PatAg said:
TCTTS said:
But you can't deny that it was an incredibly untraditional third act climax for a blockbuster. Especially considering everything that came before (the scale, action, effects, etc). Whatever happens in the book should be irrelevant to the argument as it pertains to non-book-reader's reaction to the movie. Again, I'm not saying it was bad at all. I just totally expected Paul to join the Fremen and fight alongside them in a big, climactic battle, after proving himself worthy. Basically, the Avatar structure, where Jake proves himself by riding the main dragon thing, then joins the Na'vi in a third-act showdown. The entire movie felt like it was leading to its own showdown of that sort, but ended just *before* that moment.
I think you are probably including everything you saw in trailers and marketing for the movie when you talk about the expectations for the third act.
If you were going strictly off of only what you saw in the movie, I don't believe there would have been any reason to expect him to join them and participate in a large battle like that.
He doesn't even have that vision of himself, with the blue spice eyes, fighting alongside fremen until near the very end of the movie, right?
I'm not dismissing your point, I just think from strictly going off of what happens in the movie it's not accurate. It definitely ends on a cliffhanger of sorts, but it is also after a pretty major resolution.

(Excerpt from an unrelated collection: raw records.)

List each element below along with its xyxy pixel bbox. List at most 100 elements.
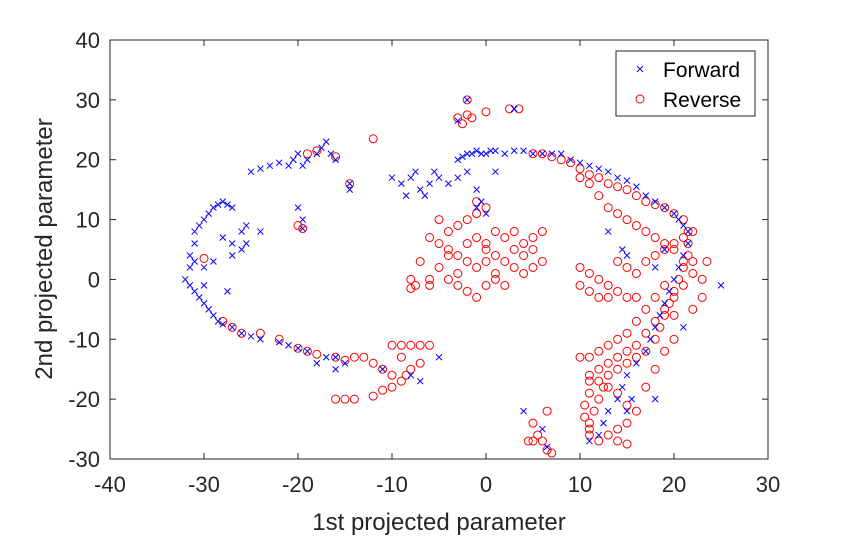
series-reverse-point [613, 286, 623, 296]
series-reverse-point [669, 209, 679, 219]
series-forward-point [313, 150, 321, 158]
x-tick-label: 10 [568, 472, 592, 497]
series-reverse-point [641, 346, 651, 356]
series-reverse-point [500, 280, 510, 290]
series-reverse-point [406, 274, 416, 284]
x-axis-label: 1st projected parameter [312, 509, 565, 536]
series-forward-point [454, 156, 462, 164]
series-reverse-point [359, 352, 369, 362]
series-reverse-point [453, 221, 463, 231]
series-reverse-point [613, 334, 623, 344]
series-forward-point [482, 210, 490, 217]
series-forward-point [520, 147, 527, 155]
legend-marker-reverse-glyph [635, 94, 645, 104]
series-reverse-point [274, 334, 284, 344]
series-reverse [199, 95, 712, 458]
series-reverse-point [631, 316, 641, 326]
series-forward-point [242, 240, 250, 247]
series-reverse-point [594, 376, 604, 386]
series-reverse-point [425, 274, 435, 284]
x-tick-label: -20 [282, 472, 314, 497]
series-forward-point [214, 317, 222, 325]
series-reverse-point [650, 364, 660, 374]
series-forward-point [275, 159, 283, 167]
series-forward-point [680, 323, 687, 331]
series-reverse-point [396, 352, 406, 362]
series-forward-point [656, 311, 664, 319]
series-reverse-point [631, 268, 641, 278]
series-reverse-point [650, 292, 660, 302]
series-reverse-point [396, 376, 406, 386]
series-forward-point [543, 443, 551, 451]
series-forward-point [247, 168, 255, 176]
series-reverse-point [340, 355, 350, 365]
series-reverse-point [580, 400, 590, 410]
series-reverse-point [575, 173, 585, 183]
series-forward-point [327, 150, 335, 158]
series-forward-point [299, 216, 307, 223]
series-forward-point [238, 228, 245, 235]
series-forward-point [473, 147, 480, 155]
series-reverse-point [613, 364, 623, 374]
series-reverse-point [472, 209, 482, 219]
series-forward-point [346, 180, 354, 188]
series-reverse-point [453, 113, 463, 123]
series-forward-point [623, 177, 631, 185]
series-reverse-point [584, 418, 594, 428]
legend-marker-forward [636, 65, 644, 73]
series-forward-point [200, 216, 208, 223]
series-reverse-point [584, 388, 594, 398]
series-reverse-point [575, 262, 585, 272]
series-reverse-point [584, 268, 594, 278]
series-reverse-point [472, 262, 482, 272]
series-reverse-point [368, 358, 378, 368]
series-reverse-point [650, 316, 660, 326]
series-reverse-point [575, 164, 585, 174]
series-reverse-point [631, 292, 641, 302]
series-forward-point [219, 234, 227, 241]
series-reverse-point [603, 430, 613, 440]
legend-label-forward: Forward [663, 59, 740, 82]
series-reverse-point [683, 227, 693, 237]
series-reverse-point [472, 233, 482, 243]
series-reverse-point [660, 203, 670, 213]
series-forward-point [191, 258, 198, 265]
series-reverse-point [490, 250, 500, 260]
series-forward-point [210, 311, 217, 319]
series-reverse-point [500, 256, 510, 266]
series-forward-point [304, 156, 311, 164]
series-reverse-point [660, 245, 670, 254]
series-forward-point [614, 174, 621, 182]
series-reverse-point [603, 382, 613, 392]
series-forward-point [294, 204, 302, 211]
series-reverse-point [349, 352, 359, 362]
series-reverse-point [523, 436, 533, 446]
series-reverse-point [631, 352, 641, 362]
series-forward-point [717, 282, 725, 289]
series-forward-point [346, 186, 354, 193]
series-forward-point [266, 162, 274, 170]
series-forward-point [661, 300, 668, 307]
series-reverse-point [425, 280, 435, 290]
series-reverse-point [599, 382, 608, 392]
series-forward-point [407, 174, 415, 182]
series-forward-point [618, 383, 626, 391]
series-forward-point [647, 335, 654, 343]
y-tick-label: -20 [68, 387, 100, 412]
series-forward-point [191, 240, 198, 247]
series-reverse-point [443, 274, 453, 284]
series-reverse-point [622, 185, 632, 195]
series-reverse-point [509, 262, 519, 272]
series-reverse-point [415, 358, 425, 368]
series-forward-point [670, 276, 678, 283]
series-forward-point [257, 165, 264, 173]
series-reverse-point [584, 170, 594, 180]
series-forward-point [529, 150, 537, 158]
series-forward-point [426, 180, 433, 188]
series-reverse-point [443, 245, 453, 254]
series-reverse-point [331, 394, 341, 404]
series-reverse-point [302, 149, 312, 159]
series-reverse-point [678, 256, 688, 266]
series-reverse-point [537, 227, 547, 237]
series-reverse-point [622, 262, 632, 272]
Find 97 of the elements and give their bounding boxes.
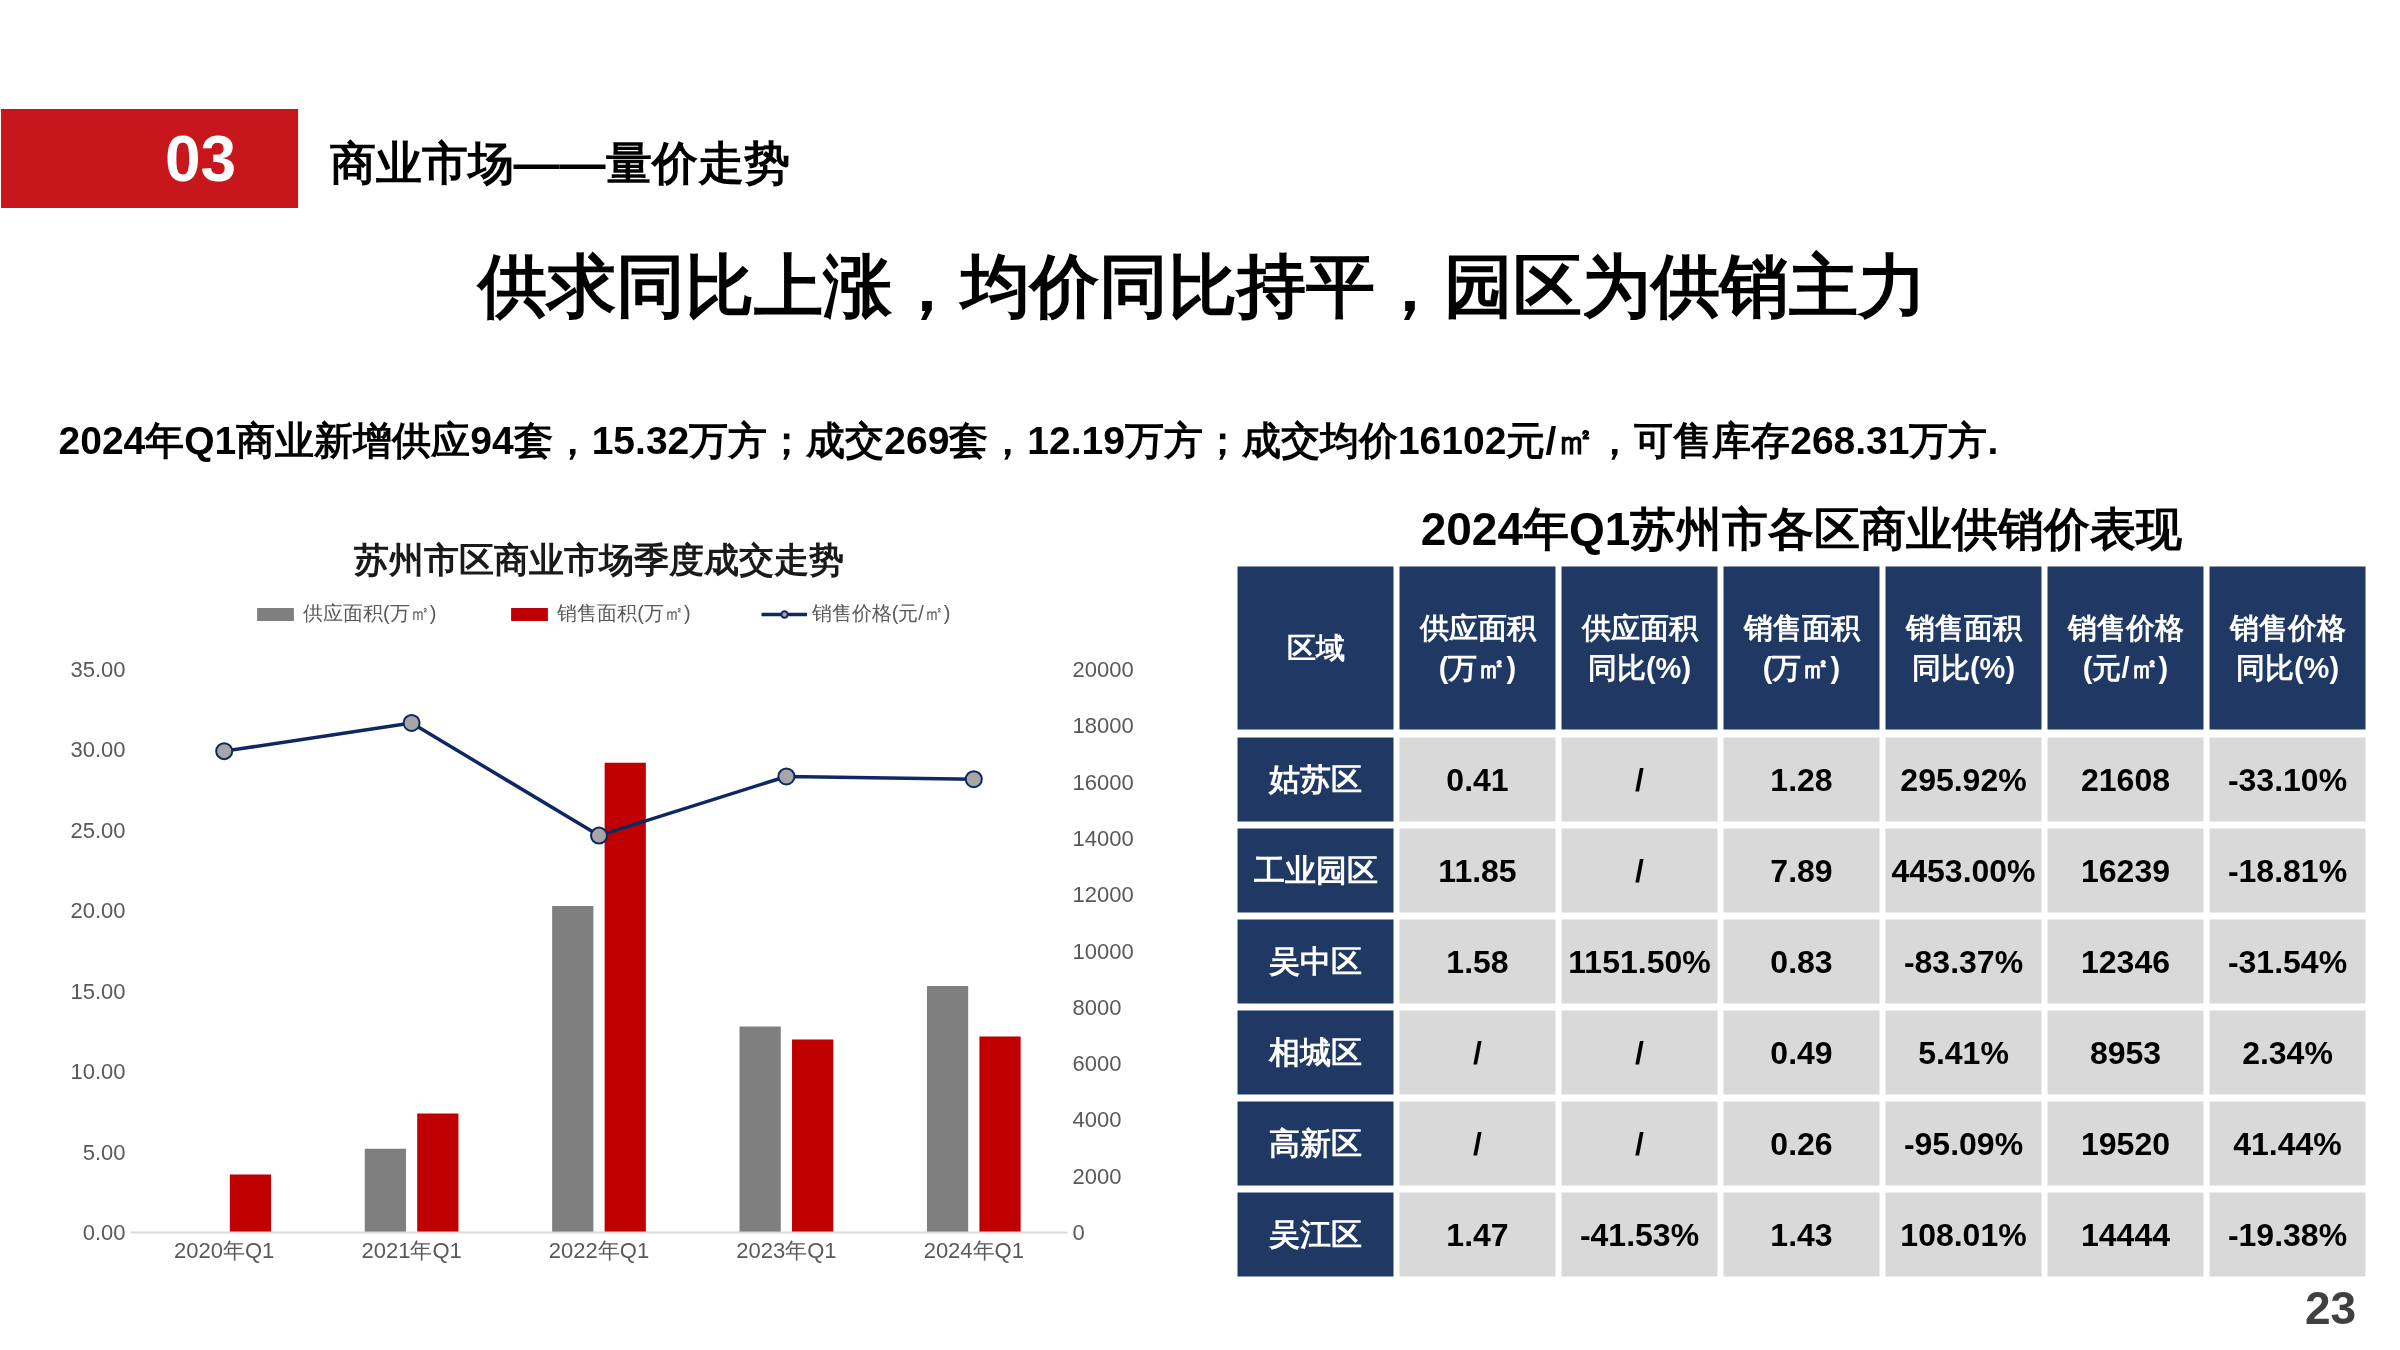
text: 108.01%	[1900, 1216, 2027, 1253]
y-tick-label: 25.00	[70, 817, 126, 843]
legend-label: 销售面积(万㎡)	[557, 601, 691, 626]
text: 03	[164, 123, 237, 195]
category-label: 销售面积同比(%)	[1903, 612, 2023, 684]
text: 1.58	[1446, 943, 1509, 980]
text: 16239	[2081, 852, 2170, 889]
y2-tick-label: 10000	[1072, 938, 1134, 964]
y-tick-label: 20.00	[70, 898, 126, 924]
y2-tick-label: 2000	[1072, 1163, 1122, 1189]
text: 2024年Q1苏州市各区商业供销价表现	[1420, 502, 2184, 555]
point	[402, 714, 421, 732]
x-tick-label: 2020年Q1	[174, 1237, 275, 1263]
bar	[417, 1113, 459, 1233]
category-label: 销售价格(元/㎡)	[2065, 612, 2184, 684]
category-label: 销售面积(万㎡)	[1741, 612, 1861, 684]
text: 5.41%	[1918, 1034, 2009, 1071]
bar	[229, 1174, 272, 1233]
category-label: 吴中区	[1269, 944, 1362, 979]
x-tick-label: 2022年Q1	[548, 1237, 650, 1263]
category-label: 相城区	[1269, 1035, 1362, 1070]
text: 7.89	[1770, 852, 1833, 889]
text: -31.54%	[2227, 943, 2348, 980]
x-tick-label: 2021年Q1	[361, 1237, 462, 1263]
text: 1.28	[1770, 761, 1833, 798]
x-tick-label: 2024年Q1	[923, 1237, 1024, 1263]
text: -41.53%	[1579, 1216, 1700, 1253]
y2-tick-label: 18000	[1072, 713, 1134, 739]
bar	[792, 1039, 834, 1233]
text: 1151.50%	[1568, 943, 1711, 980]
bar	[926, 986, 969, 1233]
category-label: 供应面积(万㎡)	[1418, 612, 1537, 684]
text: 1.47	[1446, 1216, 1509, 1253]
text: /	[1635, 852, 1644, 889]
text: 11.85	[1438, 852, 1517, 889]
y-tick-label: 15.00	[70, 978, 126, 1004]
text: 0.26	[1770, 1125, 1833, 1162]
text: 14444	[2081, 1216, 2170, 1253]
point	[777, 767, 796, 786]
bar	[604, 762, 646, 1233]
category-label: 高新区	[1269, 1126, 1362, 1161]
text: 0.41	[1446, 761, 1509, 798]
text: 19520	[2081, 1125, 2170, 1162]
text: 21608	[2081, 761, 2170, 798]
x-tick-label: 2023年Q1	[736, 1237, 837, 1263]
y-tick-label: 30.00	[70, 737, 126, 763]
text: 2.34%	[2242, 1034, 2333, 1071]
y2-tick-label: 8000	[1072, 994, 1122, 1020]
category-label: 销售价格同比(%)	[2227, 612, 2346, 684]
text: 2024年Q1商业新增供应94套，15.32万方；成交269套，12.19万方；成交均价16102元/㎡，可售库存268.31万方.	[58, 419, 1999, 462]
category-label: 姑苏区	[1269, 762, 1362, 797]
text: 商业市场——量价走势	[329, 136, 790, 189]
legend-label: 销售价格(元/㎡)	[811, 601, 951, 626]
y-tick-label: 10.00	[70, 1059, 126, 1085]
text: 1.43	[1770, 1216, 1833, 1253]
text: /	[1635, 761, 1644, 798]
text: 41.44%	[2233, 1125, 2342, 1162]
bar	[364, 1148, 406, 1233]
text: -18.81%	[2227, 852, 2348, 889]
text: -33.10%	[2227, 761, 2348, 798]
text: /	[1635, 1034, 1644, 1071]
y2-tick-label: 20000	[1072, 657, 1134, 682]
y2-tick-label: 6000	[1072, 1051, 1122, 1077]
chart-title: 苏州市区商业市场季度成交走势	[353, 540, 844, 579]
bar	[552, 905, 594, 1233]
y2-tick-label: 16000	[1072, 769, 1134, 795]
point	[964, 770, 983, 789]
category-label: 供应面积同比(%)	[1580, 612, 1699, 684]
y-tick-label: 35.00	[70, 657, 126, 682]
y2-tick-label: 4000	[1072, 1107, 1122, 1133]
y-tick-label: 5.00	[82, 1139, 126, 1165]
text: 295.92%	[1900, 761, 2027, 798]
text: -19.38%	[2227, 1216, 2348, 1253]
bar	[979, 1036, 1021, 1233]
y2-tick-label: 14000	[1072, 825, 1134, 851]
text: 12346	[2081, 943, 2170, 980]
text: 0.83	[1770, 943, 1833, 980]
text: 供求同比上涨，均价同比持平，园区为供销主力	[476, 248, 1927, 325]
y2-tick-label: 12000	[1072, 882, 1134, 908]
category-label: 吴江区	[1269, 1217, 1362, 1252]
text: 0.49	[1770, 1034, 1833, 1071]
category-label: 工业园区	[1253, 853, 1378, 888]
text: 区域	[1286, 632, 1345, 664]
text: /	[1473, 1034, 1482, 1071]
text: -95.09%	[1903, 1125, 2024, 1162]
text: 23	[2304, 1281, 2357, 1334]
legend-label: 供应面积(万㎡)	[303, 601, 437, 626]
point	[590, 826, 608, 845]
y-tick-label: 0.00	[82, 1220, 126, 1245]
text: 8953	[2089, 1034, 2162, 1071]
text: /	[1635, 1125, 1644, 1162]
text: /	[1473, 1125, 1482, 1162]
point	[215, 742, 234, 761]
text: 4453.00%	[1891, 852, 2036, 889]
y2-tick-label: 0	[1072, 1220, 1085, 1245]
bar	[739, 1026, 781, 1233]
text: -83.37%	[1903, 943, 2024, 980]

For me, it was a combination of expectations created by the marketing AND the exceptions that nearly every other "part one" of a franchise set prior. Each of these first franchise movies featured "traditional," relatively large-scale, third act climaxes...
- Batman Begins
- The Fellowship of the Ring
- The Hunger Games
- The Matrix
- Pirates of the Carribbean
- Raiders of the Lost Ark
- Rise of the Planet of the Apes
- Spider-Man (2002)
- Star Trek (2009)
- Star Wars: A New Hope
... plus a many, many more, i.e. almost every relevant first franchise movie in existence. And whether those were planned franchised from the jump is irrelevant to the average movie goer. Because I'm talking about the expectations of the average movie goer who isn't aware of what was planned as a franchise from the beginning or not, what franchise movies shot back-to-back, all at once, etc.
Again, I'm not saying what Villeneuve chose to do in this instance was bad or wrong. He made the right decision, considering the story he had to work with. I'm not critiquing the movie itself, or even the third act. I was merely pushing back on these two sentences from an earlier post of yours...
Quote:
I would just say that I think anyone writing that it ended prematurely is wrong. I'm sure they have their reasons for thinking that, but they lack knowledge.
My point is that people expecting a traditional third act aren't "wrong," even if this is part one of a bigger story, if only due to a long precedent of traditional third acts in franchise firsts. In other words, it's perfectly valid for anyone going into this to be somewhat let down by a brief knife fight in a canyon, witnessed by only a dozen characters or so, as the third act climax to a movie that, up until that point, featured some of the biggest sets, scale, scope, and action of any blockbuster we've ever seen.